The analysis performed to answer that question (an Excel file) can be downloaded here. It shows every tax and bond measure that appeared on a local ballot in California on March 3, comparing next day results to final results. In reality, eight bond measures that were losing a day after the election ended up passing, and two bond measures that were passing in the next day results ended up losing. With respect to the local tax measures, it was a bit closer: five tax measures flipped from fail to pass, and three flipped from pass to fail.

What Does It All Mean?

A New York Times journalist, Jennifer Medina, citing tracking data in California, reported that “roughly 56% of voters 65 and older returned a mail ballot. Just 19% of those younger than 35 did so.” Medina was reporting data from the May 12 special election in California, but it’s interesting to wonder if it holds true for the state at large.

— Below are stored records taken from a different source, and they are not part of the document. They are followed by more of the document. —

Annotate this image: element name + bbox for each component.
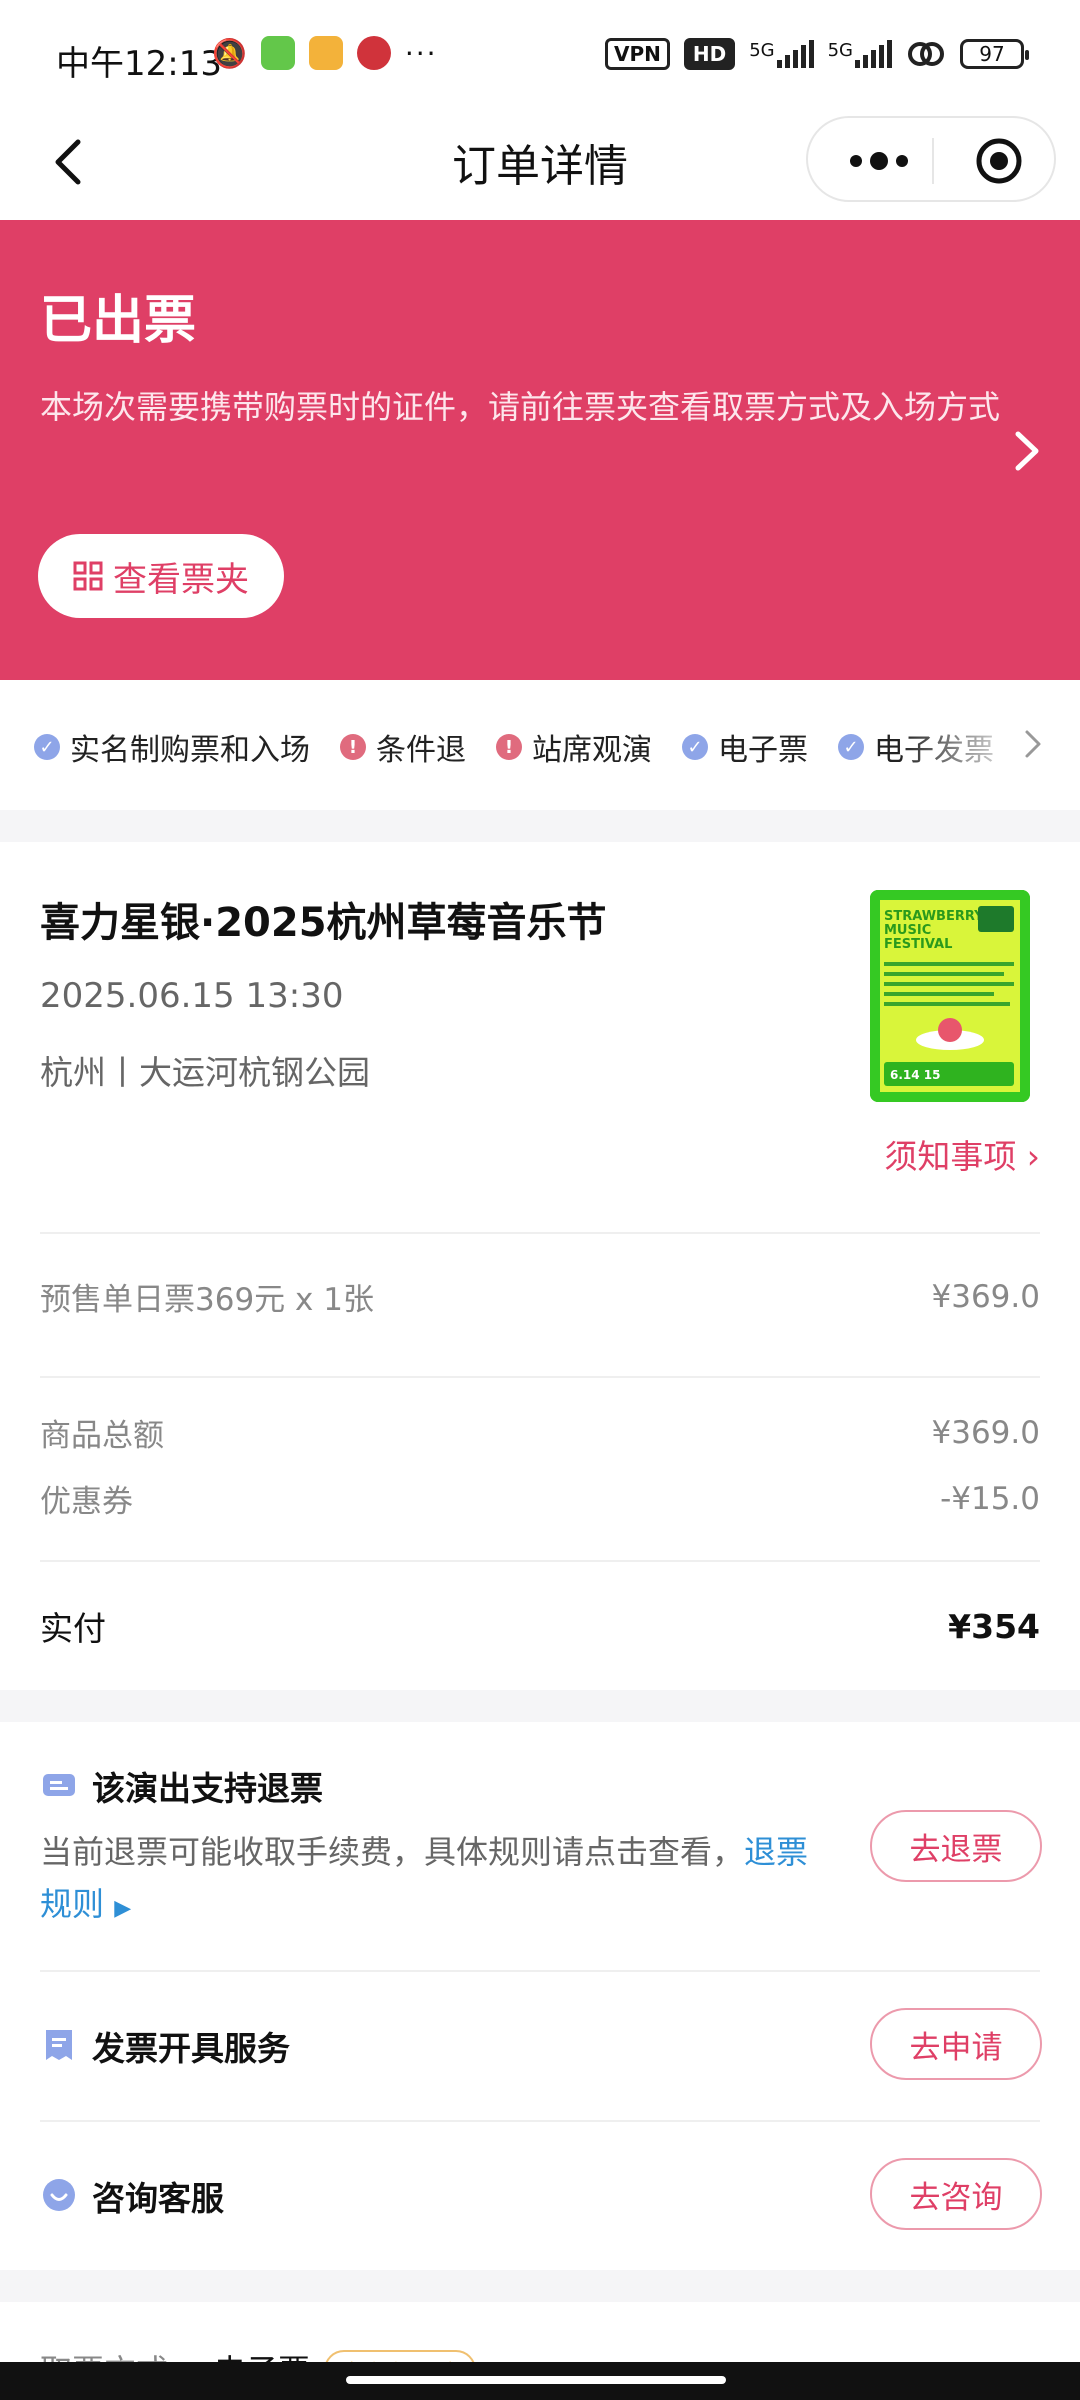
ticket-status-banner[interactable]: 已出票 本场次需要携带购票时的证件，请前往票夹查看取票方式及入场方式 查看票夹: [0, 220, 1080, 680]
poster-image: STRAWBERRY MUSIC FESTIVAL 6.14 15: [870, 890, 1030, 1102]
divider: [40, 1232, 1040, 1234]
poster-line1: STRAWBERRY: [884, 909, 984, 924]
tag-e-ticket[interactable]: ✓ 电子票: [682, 725, 808, 769]
clock: 中午12:13: [56, 44, 222, 84]
chevron-right-icon[interactable]: [1022, 726, 1044, 762]
chevron-right-icon[interactable]: [1008, 426, 1044, 476]
subtotal-label: 商品总额: [40, 1418, 164, 1454]
ticket-line-price: ¥369.0: [931, 1278, 1040, 1315]
tag-label: 电子票: [718, 733, 808, 768]
ticket-line-label: 预售单日票369元 x 1张: [40, 1282, 374, 1318]
nav-bar: 订单详情: [0, 110, 1080, 220]
view-ticket-wallet-label: 查看票夹: [113, 559, 249, 600]
qr-grid-icon: [73, 561, 103, 591]
refund-button[interactable]: 去退票: [870, 1810, 1042, 1882]
divider: [40, 2120, 1040, 2122]
tag-label: 站席观演: [532, 733, 652, 768]
customer-service-icon: [43, 2179, 75, 2211]
apply-invoice-button[interactable]: 去申请: [870, 2008, 1042, 2080]
check-icon: ✓: [682, 734, 708, 760]
coupon-row: 优惠券 -¥15.0: [40, 1476, 1040, 1521]
event-datetime: 2025.06.15 13:30: [40, 976, 344, 1016]
support-title: 咨询客服: [92, 2179, 224, 2218]
refund-title: 该演出支持退票: [92, 1769, 323, 1808]
policy-tags[interactable]: ✓实名制购票和入场 !条件退 !站席观演 ✓电子票 ✓电子发票: [0, 680, 1080, 810]
more-notifications-icon: ···: [404, 36, 438, 70]
vpn-indicator: VPN: [604, 38, 670, 70]
tag-label: 实名制购票和入场: [70, 733, 310, 768]
system-indicators: VPN HD 5G 5G 97: [604, 38, 1029, 70]
network-type-label: 5G: [827, 40, 853, 61]
subtotal-value: ¥369.0: [931, 1414, 1040, 1451]
paid-amount: ¥354: [948, 1606, 1040, 1646]
tag-standing[interactable]: ! 站席观演: [496, 725, 652, 769]
home-indicator[interactable]: [346, 2376, 726, 2384]
event-venue: 杭州丨大运河杭钢公园: [40, 1053, 370, 1092]
coupon-label: 优惠券: [40, 1484, 133, 1520]
divider: [40, 1970, 1040, 1972]
invoice-icon: [46, 2030, 72, 2060]
check-icon: ✓: [34, 734, 60, 760]
ticket-icon: [43, 1774, 75, 1796]
tag-conditional-refund[interactable]: ! 条件退: [340, 725, 466, 769]
app-notification-icon: [356, 36, 391, 70]
miniapp-capsule: [806, 116, 1056, 202]
check-icon: ✓: [838, 734, 864, 760]
warning-icon: !: [496, 734, 522, 760]
link-icon: [908, 42, 944, 66]
notice-link[interactable]: 须知事项 ›: [884, 1130, 1040, 1178]
refund-description: 当前退票可能收取手续费，具体规则请点击查看，退票规则 ▶: [40, 1826, 840, 1935]
warning-icon: !: [340, 734, 366, 760]
view-ticket-wallet-button[interactable]: 查看票夹: [38, 534, 284, 618]
ticket-status: 已出票: [40, 291, 197, 351]
triangle-right-icon: ▶: [114, 1896, 132, 1921]
subtotal-row: 商品总额 ¥369.0: [40, 1410, 1040, 1455]
poster-line3: FESTIVAL: [884, 937, 952, 952]
services-card: 该演出支持退票 当前退票可能收取手续费，具体规则请点击查看，退票规则 ▶ 去退票…: [0, 1722, 1080, 2270]
battery-indicator: 97: [960, 39, 1029, 69]
poster-date: 6.14 15: [890, 1068, 940, 1082]
app-notification-icon: [260, 36, 295, 70]
event-title[interactable]: 喜力星银·2025杭州草莓音乐节: [40, 890, 607, 948]
order-card: 喜力星银·2025杭州草莓音乐节 2025.06.15 13:30 杭州丨大运河…: [0, 842, 1080, 1690]
capsule-divider: [932, 138, 934, 184]
mute-icon: 🔕: [212, 36, 247, 70]
tag-label: 条件退: [376, 733, 466, 768]
divider: [40, 1376, 1040, 1378]
fade-overlay: [900, 680, 1080, 810]
event-poster[interactable]: STRAWBERRY MUSIC FESTIVAL 6.14 15: [870, 890, 1030, 1102]
signal-icon: 5G: [749, 40, 814, 68]
tag-real-name[interactable]: ✓ 实名制购票和入场: [34, 725, 310, 769]
more-dots-icon[interactable]: [844, 146, 914, 176]
ticket-instructions: 本场次需要携带购票时的证件，请前往票夹查看取票方式及入场方式: [40, 388, 1001, 426]
close-target-icon[interactable]: [974, 136, 1024, 186]
poster-line2: MUSIC: [884, 923, 931, 938]
app-notification-icon: [308, 36, 343, 70]
consult-button[interactable]: 去咨询: [870, 2158, 1042, 2230]
invoice-title: 发票开具服务: [92, 2029, 290, 2068]
signal-icon: 5G: [828, 40, 892, 68]
tag-list: ✓实名制购票和入场 !条件退 !站席观演 ✓电子票 ✓电子发票: [34, 725, 994, 769]
network-type-label: 5G: [749, 40, 775, 61]
paid-label: 实付: [40, 1609, 106, 1648]
system-nav-bar: [0, 2362, 1080, 2400]
divider: [40, 1560, 1040, 1562]
notification-icons: 🔕 ···: [212, 36, 438, 70]
status-bar: 中午12:13 🔕 ··· VPN HD 5G 5G 97: [0, 0, 1080, 110]
coupon-value: -¥15.0: [940, 1480, 1040, 1517]
ticket-line-item: 预售单日票369元 x 1张 ¥369.0: [40, 1274, 1040, 1319]
hd-indicator: HD: [683, 38, 736, 70]
refund-desc-text: 当前退票可能收取手续费，具体规则请点击查看，: [40, 1833, 745, 1871]
paid-row: 实付 ¥354: [40, 1602, 1040, 1650]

Most of the analysis published in mainstream media, including the New York Times and the Washington Post, claim vote-by-mail does not help either party. Mainstream media also promotes a consensus that vote-by-mail does not increase the risk of fraud, as this typical analysis from NPR helpfully attests. But the NPR report also reinforces the argument that older voters tend to be far more likely than young voters to submit mail-in ballots.

With two elections already behind us in California in 2020, a few observations may be useful. First, voter sentiment has changed significantly. The level of support for new taxes and bonds has nearly inverted, a shift far too big to dismiss as a blip. With the pandemic shutdown having crashed public sector tax revenue, this should be a worrisome development for anyone who wants more taxes and more borrowing. Will the pandemic crisis exacerbate voter disillusion with new tax proposals, or offer them a new motivation to approve new taxes?

The other observation that might come out of these 2020 California elections is that vote-by-mail, notwithstanding possible concerns about fraud, may actually help Republicans. Voter harvesting, on the other hand, will harm Republicans. They will be harmed because it is unlikely that in California, where Democrats have far more money to spend (public sector unions, left wing billionaires), the GOP cannot hope to match the Democrat voter harvesting operation. And even if they do, come November, they will knock on GOP households that are far more likely to have already mailed in their ballots, whereas the Democrat households will be more likely to still be holding on to theirs.